Cada comunidad humana está constituida no de individuos que tienen su autonomía singular como horizonte de vida, sino de personas que, en sus relaciones interpersonales, construyen unos lugares durables, profundos y a la vez espirituales con los otros miembros. Si el individuo y la colectividad nos remiten a unos puntos perdidos en una masa uniformizante, la persona y la comunidad nos hacen sobretodo pensar en los nudos de (una red): sin nudo (persona) no hay (red) (comunidad); pero sin (red) no hay nudos. Toda comunidad humana encuentra su fuerza en la calidad y la solidez de las relaciones que sus miembros establecen entre ellos. Su fuerza no es numérica ni cuantitativa, sino cualitativa.

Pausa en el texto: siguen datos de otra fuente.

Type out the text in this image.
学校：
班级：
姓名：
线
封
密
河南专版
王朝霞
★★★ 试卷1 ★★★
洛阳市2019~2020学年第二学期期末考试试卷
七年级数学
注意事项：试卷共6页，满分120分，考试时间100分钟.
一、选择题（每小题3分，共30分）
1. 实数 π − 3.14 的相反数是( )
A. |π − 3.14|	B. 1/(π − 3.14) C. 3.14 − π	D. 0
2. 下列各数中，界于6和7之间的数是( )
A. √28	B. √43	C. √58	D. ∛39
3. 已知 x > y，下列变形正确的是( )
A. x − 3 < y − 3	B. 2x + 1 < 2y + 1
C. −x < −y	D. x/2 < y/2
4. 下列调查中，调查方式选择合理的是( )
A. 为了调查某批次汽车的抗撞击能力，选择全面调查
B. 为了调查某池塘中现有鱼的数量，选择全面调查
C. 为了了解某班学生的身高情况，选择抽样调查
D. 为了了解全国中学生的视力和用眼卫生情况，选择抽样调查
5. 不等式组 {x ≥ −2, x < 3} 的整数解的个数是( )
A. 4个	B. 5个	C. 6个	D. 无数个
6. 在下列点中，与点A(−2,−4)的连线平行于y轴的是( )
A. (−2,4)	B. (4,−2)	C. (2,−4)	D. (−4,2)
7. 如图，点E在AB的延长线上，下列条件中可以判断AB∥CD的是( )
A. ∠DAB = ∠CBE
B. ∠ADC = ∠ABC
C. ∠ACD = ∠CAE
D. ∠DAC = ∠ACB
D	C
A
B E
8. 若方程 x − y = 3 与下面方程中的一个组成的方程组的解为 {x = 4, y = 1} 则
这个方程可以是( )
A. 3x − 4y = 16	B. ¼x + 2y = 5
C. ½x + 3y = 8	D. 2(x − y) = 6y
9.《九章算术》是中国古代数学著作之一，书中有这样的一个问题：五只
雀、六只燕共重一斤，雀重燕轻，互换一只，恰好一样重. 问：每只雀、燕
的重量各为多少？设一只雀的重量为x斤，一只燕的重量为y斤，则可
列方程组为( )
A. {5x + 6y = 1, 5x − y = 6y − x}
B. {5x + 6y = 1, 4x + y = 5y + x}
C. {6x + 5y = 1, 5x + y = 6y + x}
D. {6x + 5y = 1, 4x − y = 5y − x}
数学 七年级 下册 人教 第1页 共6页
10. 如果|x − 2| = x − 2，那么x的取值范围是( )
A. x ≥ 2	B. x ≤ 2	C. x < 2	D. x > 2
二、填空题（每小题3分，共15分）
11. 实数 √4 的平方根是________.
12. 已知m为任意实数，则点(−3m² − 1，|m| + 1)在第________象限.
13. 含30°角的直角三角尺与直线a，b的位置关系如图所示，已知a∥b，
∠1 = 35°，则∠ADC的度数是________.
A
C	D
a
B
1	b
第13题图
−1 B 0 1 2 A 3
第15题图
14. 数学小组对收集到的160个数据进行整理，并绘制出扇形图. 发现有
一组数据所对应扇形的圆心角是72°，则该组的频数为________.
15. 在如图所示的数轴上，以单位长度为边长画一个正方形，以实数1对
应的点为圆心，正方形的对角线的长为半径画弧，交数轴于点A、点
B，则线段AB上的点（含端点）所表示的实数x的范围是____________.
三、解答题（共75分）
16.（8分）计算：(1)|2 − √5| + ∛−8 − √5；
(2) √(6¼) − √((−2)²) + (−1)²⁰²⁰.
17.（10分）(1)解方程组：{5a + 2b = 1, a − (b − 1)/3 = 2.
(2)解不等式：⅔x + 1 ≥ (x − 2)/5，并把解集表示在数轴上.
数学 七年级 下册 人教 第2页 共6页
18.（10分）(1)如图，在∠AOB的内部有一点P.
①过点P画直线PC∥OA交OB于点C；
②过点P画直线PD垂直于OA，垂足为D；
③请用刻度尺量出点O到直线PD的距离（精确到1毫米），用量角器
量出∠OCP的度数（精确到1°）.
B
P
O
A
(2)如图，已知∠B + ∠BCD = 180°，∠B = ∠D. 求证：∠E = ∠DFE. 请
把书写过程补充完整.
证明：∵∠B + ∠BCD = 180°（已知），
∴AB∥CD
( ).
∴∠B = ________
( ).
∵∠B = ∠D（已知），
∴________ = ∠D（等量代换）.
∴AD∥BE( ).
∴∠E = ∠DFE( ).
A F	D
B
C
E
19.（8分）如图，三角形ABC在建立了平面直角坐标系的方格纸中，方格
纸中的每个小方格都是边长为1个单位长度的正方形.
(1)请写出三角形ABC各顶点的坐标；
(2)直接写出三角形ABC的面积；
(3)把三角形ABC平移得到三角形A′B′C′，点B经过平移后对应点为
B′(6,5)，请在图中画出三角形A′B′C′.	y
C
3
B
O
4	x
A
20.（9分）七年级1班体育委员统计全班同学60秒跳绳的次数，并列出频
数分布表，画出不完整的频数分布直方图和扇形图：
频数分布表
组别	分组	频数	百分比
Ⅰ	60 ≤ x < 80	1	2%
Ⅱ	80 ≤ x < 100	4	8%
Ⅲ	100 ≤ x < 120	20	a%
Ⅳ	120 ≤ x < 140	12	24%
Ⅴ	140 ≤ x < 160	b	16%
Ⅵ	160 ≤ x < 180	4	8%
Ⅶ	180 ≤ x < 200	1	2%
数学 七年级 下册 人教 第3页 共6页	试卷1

A diferencia de la ciudadanía y de la colectividad, la comunidad no se limita a las personas actuales: puede también incluir los ancestros (por ejemplo, culturas africanas) como también aquellos-as que aún no han nacido (por ejemplo, culturas indoamericanas). Puede ir más allá, en muchísimos casos, la simple realidad humana para incluir la del cosmos (naturaleza) y la de los dioses (lo divino). Las relaciones así establecidas incluyen finalmente toda la realidad viviente, cosa que constituye la comunidad como menos antropocéntrica y más holística en su relación con la realidad, y; pues, más ecológica en sus relaciones humanas.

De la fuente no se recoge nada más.